Integrating research into daily clinical practice
The templates they built are allowing them to follow a very small cohort of infants who get pyeloplasty over time. The goal: evaluating variations in practice, how those variations inform surgical decisions, and how variations in decisions and timing affect outcomes. The study is up and running at three sites now, with two more coming online soon.
But the beauty of the study design is that it really allows any site to participate, with minimal investment on the front end.
"We took a lot of time working with Epic to build out the data elements necessary for the research, to make it shareable with other organizations," says Schissel. "It's a lot of front-end work, but when someone on the other side of the country wants to participate, the ease of integration makes it worthwhile."
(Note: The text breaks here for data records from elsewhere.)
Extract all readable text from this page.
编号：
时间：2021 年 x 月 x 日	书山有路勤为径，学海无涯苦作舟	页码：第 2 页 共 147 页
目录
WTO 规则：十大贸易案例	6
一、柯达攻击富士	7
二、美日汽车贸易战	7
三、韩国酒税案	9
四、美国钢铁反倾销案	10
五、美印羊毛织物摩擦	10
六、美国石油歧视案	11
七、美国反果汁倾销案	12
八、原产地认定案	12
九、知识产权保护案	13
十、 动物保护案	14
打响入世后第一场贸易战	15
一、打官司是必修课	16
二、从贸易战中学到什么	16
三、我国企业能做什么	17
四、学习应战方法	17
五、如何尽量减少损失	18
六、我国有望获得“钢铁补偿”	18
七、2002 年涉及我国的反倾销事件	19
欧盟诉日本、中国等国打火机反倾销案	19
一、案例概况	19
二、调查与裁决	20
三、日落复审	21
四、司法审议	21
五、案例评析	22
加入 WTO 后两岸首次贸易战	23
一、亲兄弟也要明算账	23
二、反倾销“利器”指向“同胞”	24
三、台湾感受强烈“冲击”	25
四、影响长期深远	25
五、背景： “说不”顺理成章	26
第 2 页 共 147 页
"We can just send them the data capture tool," says Dr. Vemulakonda. "It's easier to get up and running than chart review, and we've gotten rid of all these issues with data quality, because we're not using administrative data to answer clinical questions."
The efficacy of electronic health record research modules
Compared to traditional chart review in a random 10% sample, the correlation is strong between their data capture and chart review — at a fraction of the time and expense.
"We're integrating research into daily practice," she says. "It's just checking buttons."
It's an approach that could apply to a wide variety of research questions across clinical specialties, pulling together research groups from all over the country.
And ultimately, it has implications far beyond urology and even health equity, extending throughout the entire pediatric field. Already, Schissel is adapting the platform to four other research projects between Rady and Children's Colorado.
"The problem with rare disease — and that's really what we deal with in so much of pediatrics — is that no single center can generate enough data to know what best practice is," says Dr. Vemulakonda. "That's what we're trying to find out."